Today, it represents an international association of member companies in the process industries. The association publishes informative worksheets and recommendations on automation technology. These recommendations are used in the drawing up of process industry standards and are universally recognised. The association was originally founded in Germany in 1949 and had an immensely long title; the letters NAMUR headed some of its component words. Its modern name is the User Association of Automation Technology in Process Industries.
NAMUR standards apply to various process control elements, including sensors, digital interfaces, valves, and their mountings. NAMUR valves are used as pilot valves to control the actuator in many flow processes. These include dosing and releasing, mixing and distributing, and shutting off the supply of gases, liquids and bulk materials, such as powders or grains. They are widely used in many industry sectors, including water/wastewater, food processing, biotech, pharmaceuticals and chemicals.
NAMUR valves are highly reliable, with a long service life. They provide fast and safe switching in a compact design, which can be directly mounted in any position on a NAMUR mounting plate or interface. Multiple valves can also be mounted on a manifold to supply a number of process control actuators. NAMUR valves demand low control power, and offer good medium compatibility between the process materials. They are often designed with a spring return to provide fail-safe operation in the event of unexpected power loss, and may be protected for outdoor use with a screened exhaust nut.

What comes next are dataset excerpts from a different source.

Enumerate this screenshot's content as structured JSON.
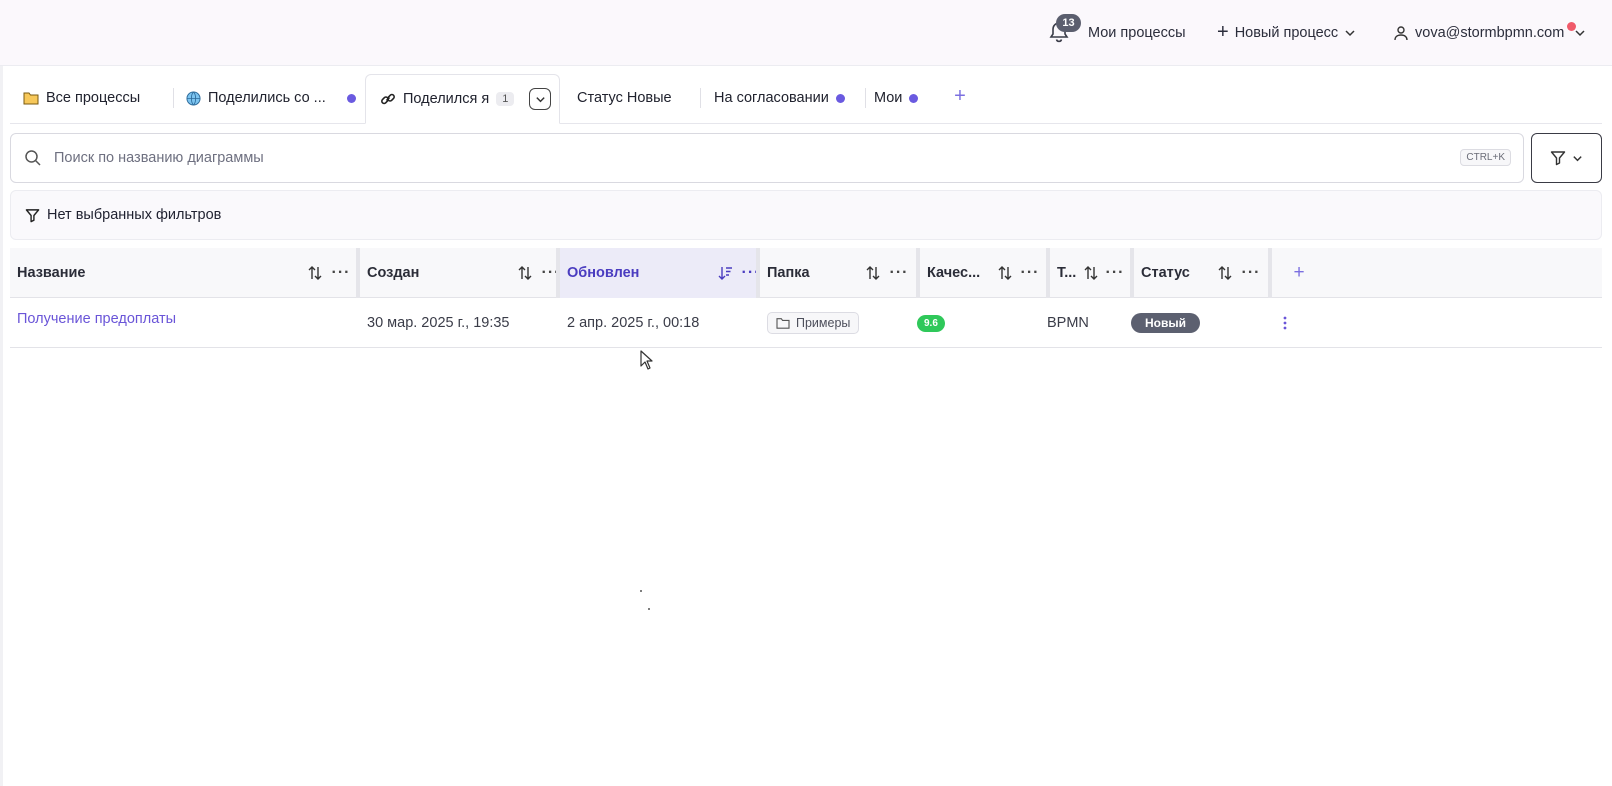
{
  "topbar": {
    "notifications_count": "13",
    "my_processes": "Мои процессы",
    "new_process": "Новый процесс",
    "user_email": "vova@stormbpmn.com"
  },
  "tabs": [
    {
      "label": "Все процессы",
      "icon": "folder-icon"
    },
    {
      "label": "Поделились со ...",
      "icon": "globe-icon",
      "dot": true
    },
    {
      "label": "Поделился я",
      "icon": "link-icon",
      "count": "1",
      "active": true
    },
    {
      "label": "Статус Новые"
    },
    {
      "label": "На согласовании",
      "dot": true
    },
    {
      "label": "Мои",
      "dot": true
    }
  ],
  "search": {
    "placeholder": "Поиск по названию диаграммы",
    "shortcut": "CTRL+K"
  },
  "filters": {
    "empty_label": "Нет выбранных фильтров"
  },
  "table": {
    "columns": [
      "Название",
      "Создан",
      "Обновлен",
      "Папка",
      "Качес...",
      "Т...",
      "Статус"
    ],
    "sorted_column": "Обновлен",
    "rows": [
      {
        "name": "Получение предоплаты",
        "created": "30 мар. 2025 г., 19:35",
        "updated": "2 апр. 2025 г., 00:18",
        "folder": "Примеры",
        "quality": "9.6",
        "type": "BPMN",
        "status": "Новый"
      }
    ]
  },
  "colors": {
    "accent": "#6a55d8",
    "quality_green": "#2fc85a",
    "status_gray": "#5c6070",
    "notification_dot": "#f05a6a"
  }
}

How Does A NAMUR Valve Work?
The switching function of the NAMUR valve is mechanical, but this mechanism needs to be driven. While solenoid electromechanical NAMUR valves are common, pneumatically operated solenoid valves are also manufactured by such preferred suppliers as Festo, Camozzi and Pneumax. The NAMUR valve opens or closes the ports to control the actuator. It can have a varying number of states and connection ports, including 3/2-, 5/2- or 5/3-way valves.

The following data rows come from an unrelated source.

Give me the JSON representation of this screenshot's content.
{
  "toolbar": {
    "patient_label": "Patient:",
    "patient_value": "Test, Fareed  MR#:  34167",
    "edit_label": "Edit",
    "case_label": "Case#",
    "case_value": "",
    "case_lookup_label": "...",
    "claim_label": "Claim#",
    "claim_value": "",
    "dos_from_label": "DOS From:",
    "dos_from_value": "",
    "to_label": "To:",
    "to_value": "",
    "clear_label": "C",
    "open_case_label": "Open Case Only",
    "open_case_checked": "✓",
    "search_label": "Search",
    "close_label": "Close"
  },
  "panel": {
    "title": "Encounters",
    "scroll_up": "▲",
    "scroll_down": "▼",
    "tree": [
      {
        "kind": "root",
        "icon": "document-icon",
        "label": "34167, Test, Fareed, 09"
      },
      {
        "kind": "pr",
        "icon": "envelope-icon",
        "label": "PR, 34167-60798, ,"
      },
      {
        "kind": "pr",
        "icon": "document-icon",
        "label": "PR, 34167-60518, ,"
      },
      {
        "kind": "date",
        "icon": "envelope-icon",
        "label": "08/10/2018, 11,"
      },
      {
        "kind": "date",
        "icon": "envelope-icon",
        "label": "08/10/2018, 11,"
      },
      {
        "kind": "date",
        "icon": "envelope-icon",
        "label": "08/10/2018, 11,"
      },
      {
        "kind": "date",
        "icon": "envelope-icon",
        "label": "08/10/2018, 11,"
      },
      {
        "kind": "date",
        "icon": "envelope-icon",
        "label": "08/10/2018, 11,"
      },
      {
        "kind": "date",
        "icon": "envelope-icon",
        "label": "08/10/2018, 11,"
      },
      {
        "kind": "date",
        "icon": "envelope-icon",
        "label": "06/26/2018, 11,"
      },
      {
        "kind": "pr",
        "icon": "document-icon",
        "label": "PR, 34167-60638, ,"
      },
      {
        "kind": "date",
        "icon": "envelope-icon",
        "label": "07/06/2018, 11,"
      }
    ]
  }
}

In a 5/2-way pneumatic valve, for instance, there are five ports. One port is for the incoming pressure, two are connected to the actuator, and two are for exhaust. The valve can also be in a choice of two or three states; flow control with a 2-state valve can be either on or off, while a 3-state valve can switch between two outflow ports.
NAMUR valves can be used in a variety of pneumatic and hydraulic systems to control actuators, larger industrial valves or fluid power motors. They come in a range of sizes, including compact in-line versions which can be used individually or in a manifold. These provide high flow rates for their small size. The standard interfaces of NAMUR valves and direct mounting make them simpler and faster to install than integrated pneumatic solenoids, and therefore help to reduce installation costs. There is also less damage to pipelines, and more room for installers to refit the other components.